Alors seulement de part et d’autre on songea, bien qu’un peu tard, à s’expliquer. Les gens sensés, qui sont toujours les derniers à avoir raison, répétaient depuis deux ans que la conduite de Bonifacius cachait un mystère incompréhensible, qu’un homme digne toute sa vie de l’estime publique ne se serait point dégradé en un instant, qu’un défenseur si courageux de la régente ne l’aurait point trahie et combattue sans une cause qui n’était point encore éclaircie. Ces réflexions si simples, on finit par les trouver justes. Les amis de Bonifacius firent partir secrètement pour l’Afrique deux hommes auxquels il pouvait se confier sans réserve : l’un d’eux était le comte Darius, que nous connaissons par sa correspondance avec saint Augustin.
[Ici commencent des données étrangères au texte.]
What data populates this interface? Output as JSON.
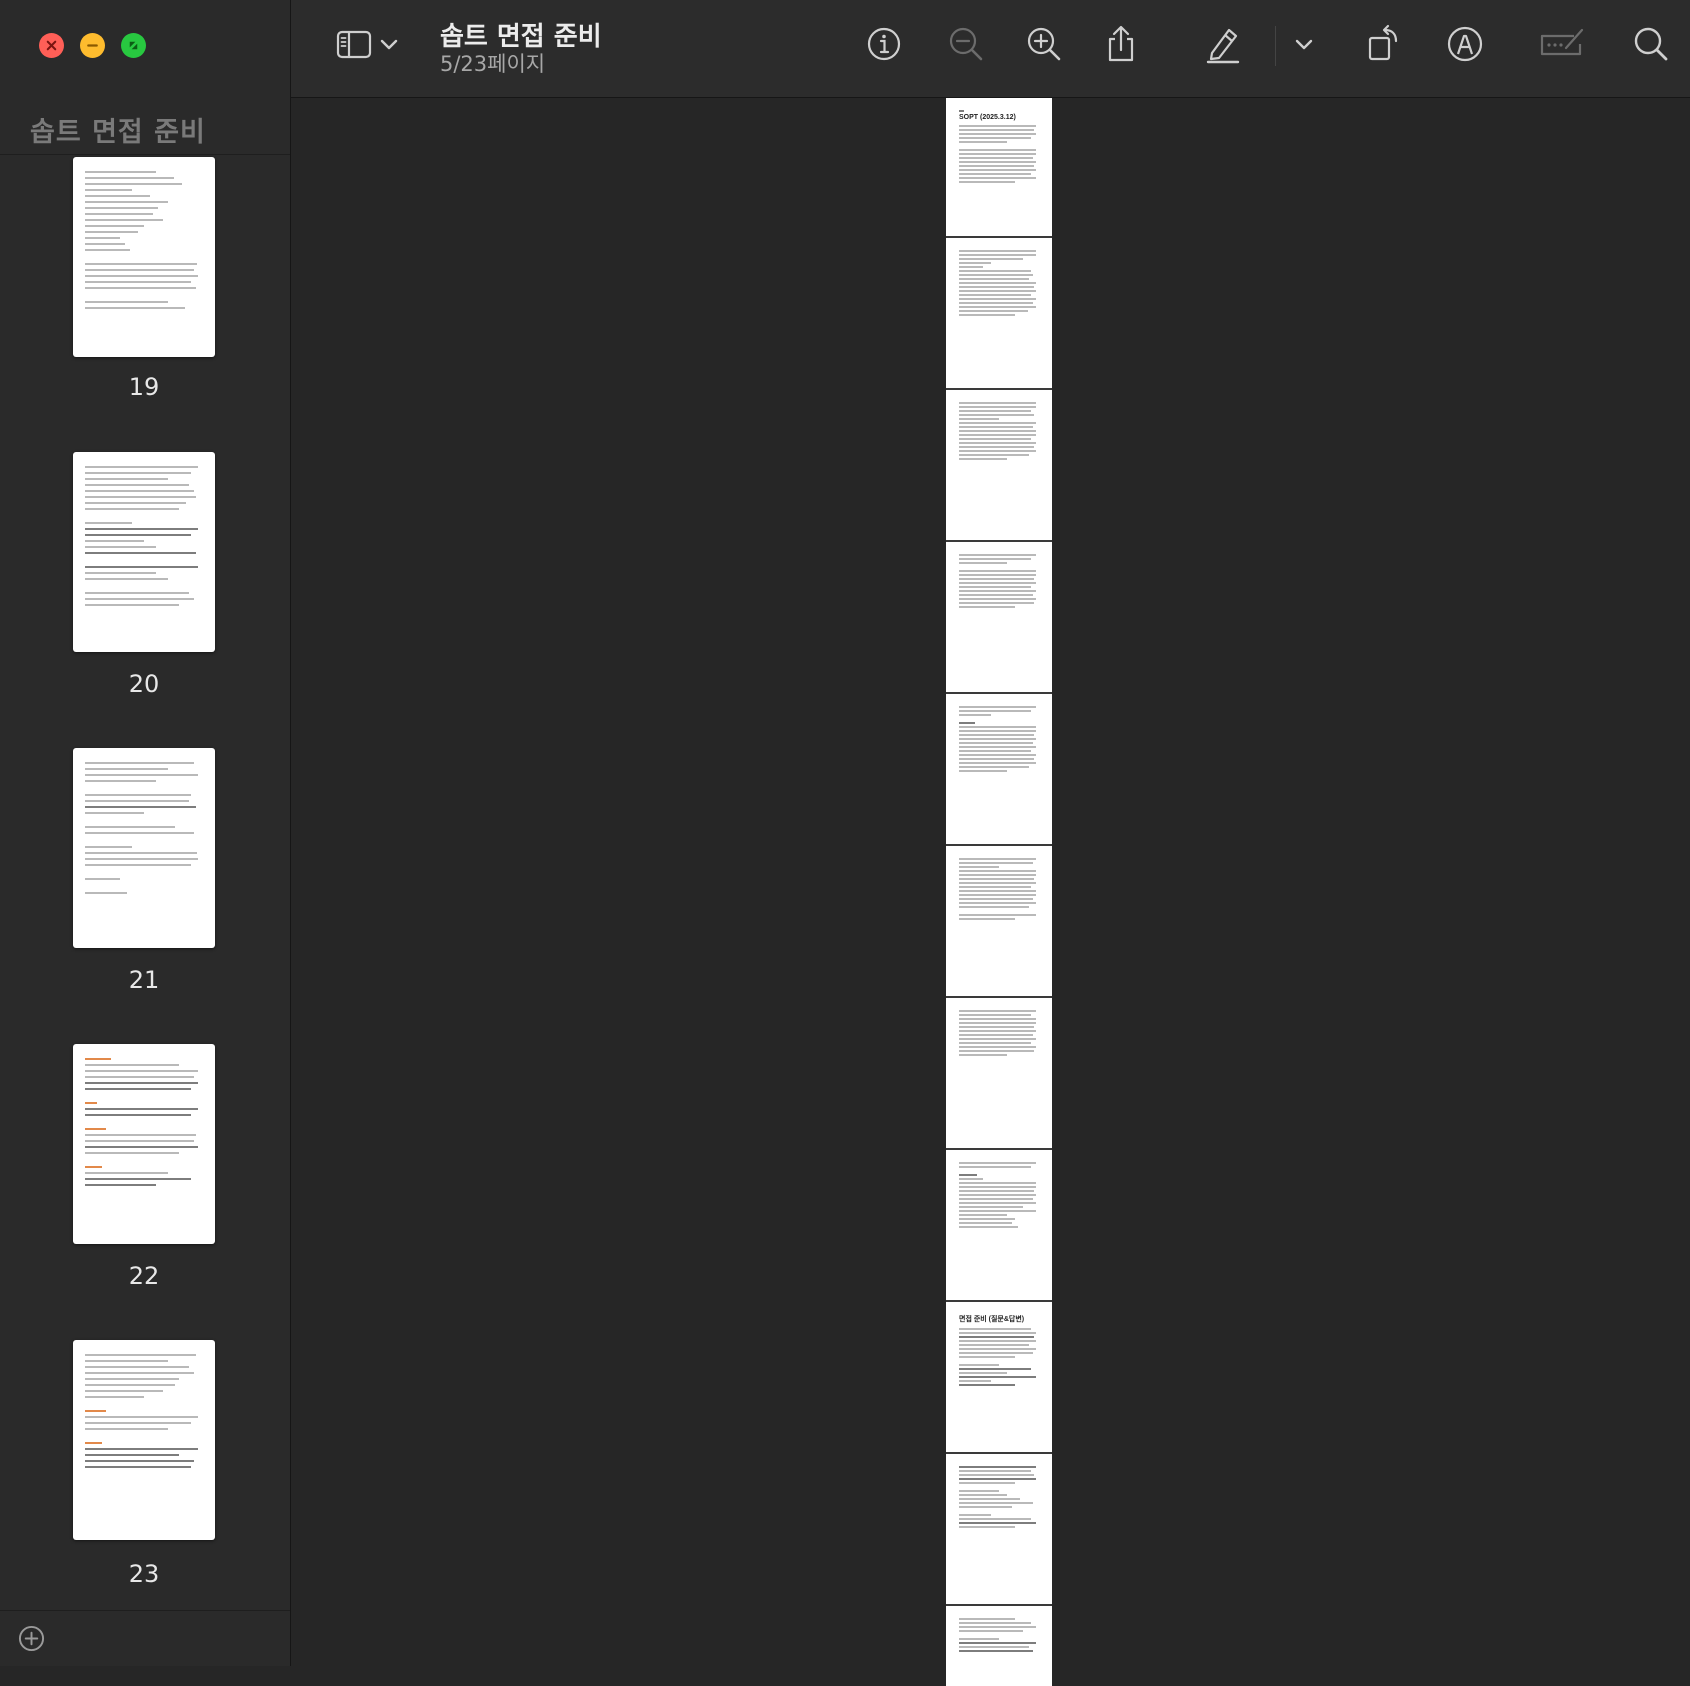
{
  "window": {
    "traffic_lights": {
      "close": "close-icon",
      "minimize": "minimize-icon",
      "zoom": "zoom-icon"
    }
  },
  "sidebar": {
    "title": "솝트 면접 준비",
    "thumbnails": [
      {
        "page": "19"
      },
      {
        "page": "20"
      },
      {
        "page": "21"
      },
      {
        "page": "22"
      },
      {
        "page": "23"
      }
    ],
    "add_icon": "plus-circle-icon"
  },
  "toolbar": {
    "title": "솝트 면접 준비",
    "subtitle": "5/23페이지",
    "icons": [
      "sidebar-toggle-icon",
      "chevron-down-icon",
      "info-icon",
      "zoom-out-icon",
      "zoom-in-icon",
      "share-icon",
      "highlight-pen-icon",
      "chevron-down-icon",
      "rotate-icon",
      "markup-icon",
      "form-fill-icon",
      "search-icon"
    ]
  },
  "document": {
    "first_page_heading": "SOPT (2025.3.12)",
    "page9_heading": "면접 준비 (질문&답변)",
    "visible_pages": 11
  },
  "colors": {
    "background": "#262626",
    "sidebar": "#2a2a2a",
    "toolbar": "#2c2c2c",
    "accent_orange": "#e2894a"
  }
}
C’était, à en juger par ses lettres, un courtisan aimable, insinuant, poli jusqu’à l’excès, un lettré subtil et recherché suivant la mode de son temps, mais un homme bienveillant et pacifique, et un bon chrétien, sauf quelques retours de paganisme auxquels il se laissait aller en sa qualité de bel esprit, admirateur des anciens. On ne mettait guère le pied en Afrique sans visiter Augustin, ou sans chercher une occasion de communiquer par lettres avec lui, tant son importance était grande. À peine débarqué à Carthage, Darius chargea quelques évêques de le saluer de sa part ; celui-ci répondit à cette avance par une lettre écrite d’Hippone et qui commença leur liaison. Cette lettre, que nous avons encore, fait allusion en termes obscurs et mesurés à la mission délicate qui amenait le comte Darius de ce côté de la mer. « Quand on m’a fait ton portrait, lui disait-il, le portrait de ton ame, non de ta chair, je l’ai reconnu pour l’avoir vu dans le saint Évangile, où nous lisons ces paroles faites pour toi : « Heureux les pacifiques, parce qu’ils seront appelés enfans de Dieu ! » Il est certes glorieux de vaincre par son courage, à force de fatigues et de dangers, un ennemi indomptable, et d’assurer le repos aux provinces troublées de sa patrie ; mais il y a plus de gloire à tuer la guerre elle-même avec la parole qu’à tuer des hommes avec le fer, à conquérir la paix par la paix qu’à l’obtenir par la guerre. Que Dieu confirme ce qu’il a opéré par toi au milieu de nous ! »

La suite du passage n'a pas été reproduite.